Larson showcased a model room made out of a glass box with an air censor and a candle inside. When the candle was lit and the model room was full of smoke, the censor shot up to more than 1,000 AQI and turned red. After the candle was blown out, Larson put a filter in the box and turned on a fan to circulate clean air into the box. Over the course of just a few minutes, the AQI dropped back under 100 and returned to green.
Larson said people can improve air quality in their homes by installing air filters, even simple ones made of the industrial pleated air filters that are typically placed into air conditioners or furnaces, and taping them to the back of a box fan.


Hudson said people can also improve air quality in the environment around them by reducing their carbon footprint or supporting community cleanup efforts.
Peg Hall with Greening Greenfield said that any effort to improve the climate inevitably helps improve air quality, and that Greening Greenfield does work in all sorts of categories under the green umbrella. She said this has included working with the high school to reboot a composting program, working with the Tree Committee to plant trees and supporting other projects throughout the city to promote pollinator-friendly planting, biodiversity, housing and the reduction of fossil fuels.
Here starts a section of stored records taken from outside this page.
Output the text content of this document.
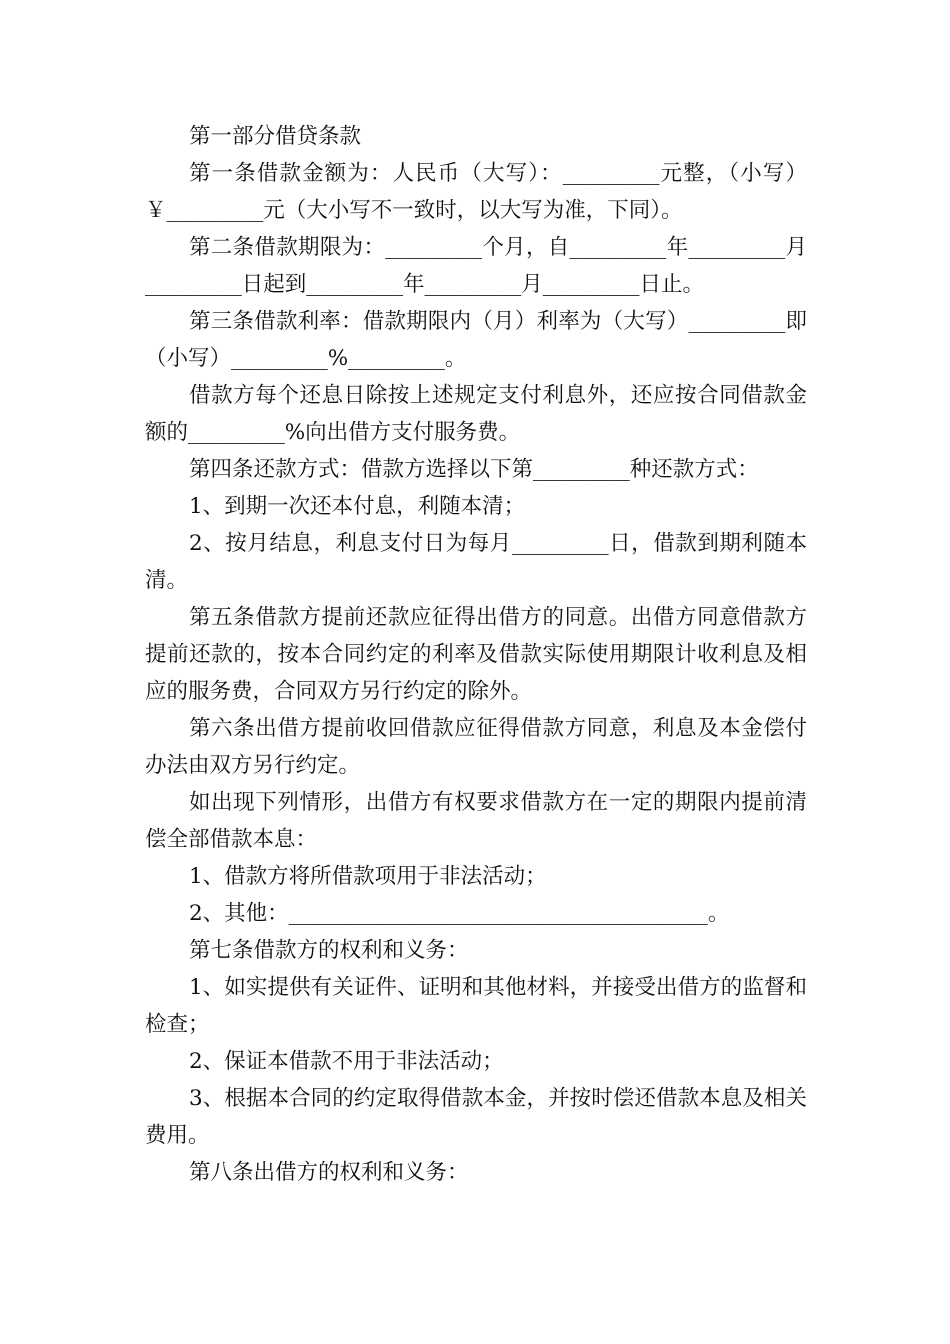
第一部分借贷条款

第一条借款金额为：人民币（大写）：_________元整，（小写）￥_________元（大小写不一致时，以大写为准，下同）。

第二条借款期限为：_________个月，自_________年_________月_________日起到_________年_________月_________日止。

第三条借款利率：借款期限内（月）利率为（大写）_________即（小写）_________%_________。

借款方每个还息日除按上述规定支付利息外，还应按合同借款金额的_________%向出借方支付服务费。

第四条还款方式：借款方选择以下第_________种还款方式：

1、到期一次还本付息，利随本清；

2、按月结息，利息支付日为每月_________日，借款到期利随本清。

第五条借款方提前还款应征得出借方的同意。出借方同意借款方提前还款的，按本合同约定的利率及借款实际使用期限计收利息及相应的服务费，合同双方另行约定的除外。

第六条出借方提前收回借款应征得借款方同意，利息及本金偿付办法由双方另行约定。

如出现下列情形，出借方有权要求借款方在一定的期限内提前清偿全部借款本息：

1、借款方将所借款项用于非法活动；

2、其他：_______________________________________。

第七条借款方的权利和义务：

1、如实提供有关证件、证明和其他材料，并接受出借方的监督和检查；

2、保证本借款不用于非法活动；

3、根据本合同的约定取得借款本金，并按时偿还借款本息及相关费用。

第八条出借方的权利和义务：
“We work on anything related to sustainability, and all topics come back to the other topics,” Hall said. “It’s like that old saying, pull one thread and they connect to everything in the universe.”
She echoed Hudson’s statement on transportation having a large impact on air quality. In addition to encouraging people to use public transportation, Hall said making communities walkable is something that can improve air quality, as well as increasing the number of trees and other plants that can naturally filter the air.
“We work with the Tree Committee, and all of our pollinitor projects will be improving air quality as well by trying to draw carbon out of the air and get it into the ground and into the soil,” Hall said.
A few upcoming tree planting days that Greening Greenfield has scheduled are on April 16, April 30 and June 6 at the Millers Meadow.